Cecília Giménez Zueco, a espanhola que alcançou fama mundial em 2012 por sua tentativa de restaurar o afresco “Ecce Homo” na cidade de Borja, na Espanha, faleceu nesta segunda-feira (29) aos 94 anos. A notícia foi confirmada pelo prefeito da localidade, Eduardo Arilla. A causa da morte não foi divulgada.
Nascida em Borja em 23 de janeiro de 1931, Giménez era apaixonada por pintura desde a juventude e dedicou-se à criação de diversas obras, com destaque para paisagens. Contudo, foi a sua intervenção na obra “Ecce Homo”, de autoria de Elías García Martínez, que a projetou internacionalmente, transformando sua ação em um fenômeno viral.
O Santuário da Misericórdia, local onde a obra está exposta e onde Cecília Giménez dedicou muitos anos de sua vida, prestou uma homenagem à sua memória nas redes sociais. “Falar de Cecília é falar de mãe dedicada, de luta, de força, mas acima de tudo é falar de generosidade, qualidades que lhe serviram para conquistar o carinho de todos. Daqui queremos te agradecer pela tua generosidade e pela tua entrega de tantos anos neste Santuário que tanto amaste. Descanse em paz, Cecília. Vamos lembrar de você para sempre”, declarou a instituição.
A restauração, realizada sem autorização formal, descaracterizou drasticamente a imagem religiosa original, que apresentava deterioração devido ao tempo e às condições ambientais. A intervenção de Giménez, então com 81 anos, gerou reações diversas e rapidamente se espalhou pela internet, convertendo o Santuário da Misericórdia em um ponto turístico inesperado, atraindo visitantes curiosos pela “pior restauração da história”. Após a repercussão, Cecília Giménez procurou as autoridades locais e assumiu a responsabilidade pela obra.
Em declarações posteriores, Giménez relatou em entrevista ao jornal “The Guardian”, em 2015, que inicialmente sofreu com a atenção midiática e a repercussão negativa. No entanto, com o tempo, passou a encarar o episódio sob uma nova perspectiva. “Não sou um dos grandes pintores do mundo. Mas sempre amei pintar e até realizei algumas exposições individuais. Durante duas décadas, cuidei da pintura do Ecce Homo no Santuário da Misericórdia, restaurando-a sempre que achava necessário. Devido ao sal e à umidade do ar aqui, a tinta estava sempre descascando. Tenho certeza de que, se eu não tivesse me interessado em salvar a pintura, ela nem existiria hoje”, explicou.

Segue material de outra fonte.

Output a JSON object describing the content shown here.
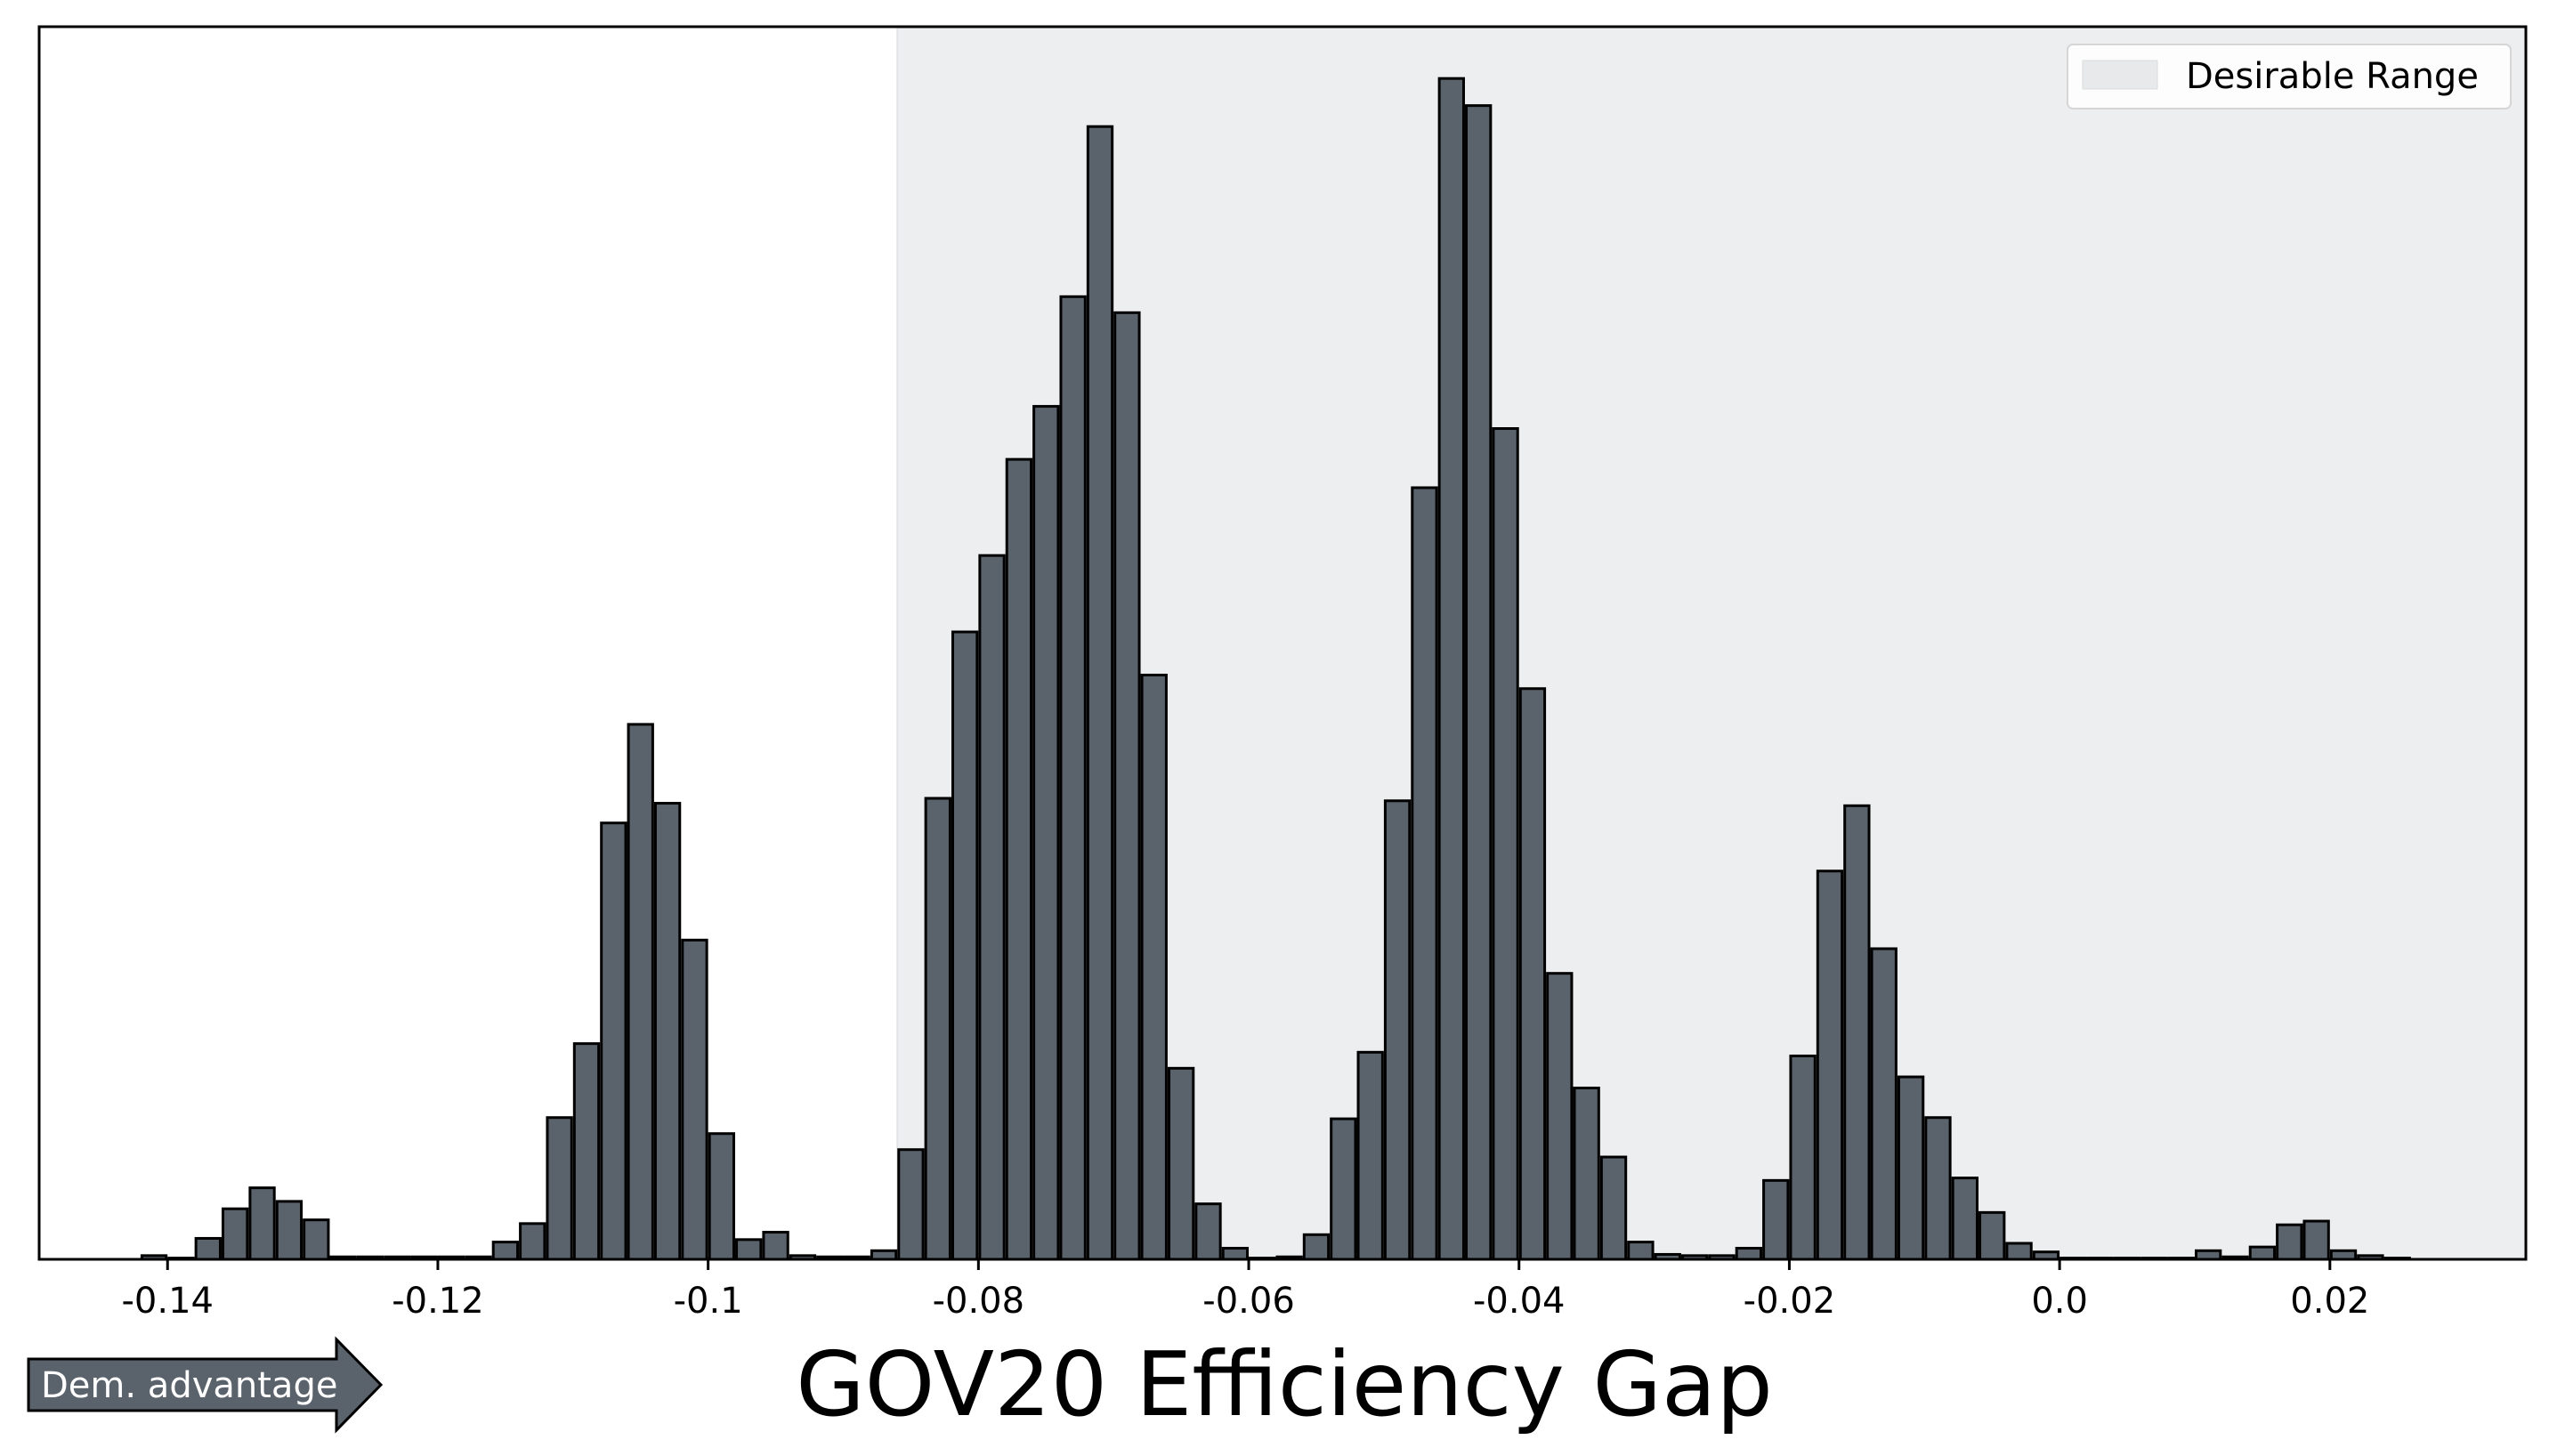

Ela também observou o impacto positivo que sua ação trouxe para sua cidade natal. “Mais de dois anos depois, todos aqui veem o que eu fiz sob uma perspectiva diferente. A restauração colocou Borja no mapa mundial, o que significa que fiz algo pela minha aldeia que ninguém mais conseguiu fazer. Tantas pessoas vieram aqui – e à nossa bela igreja – para ver a pintura”, concluiu Giménez, demonstrando orgulho por ter, à sua maneira, contribuído para a visibilidade de Borja.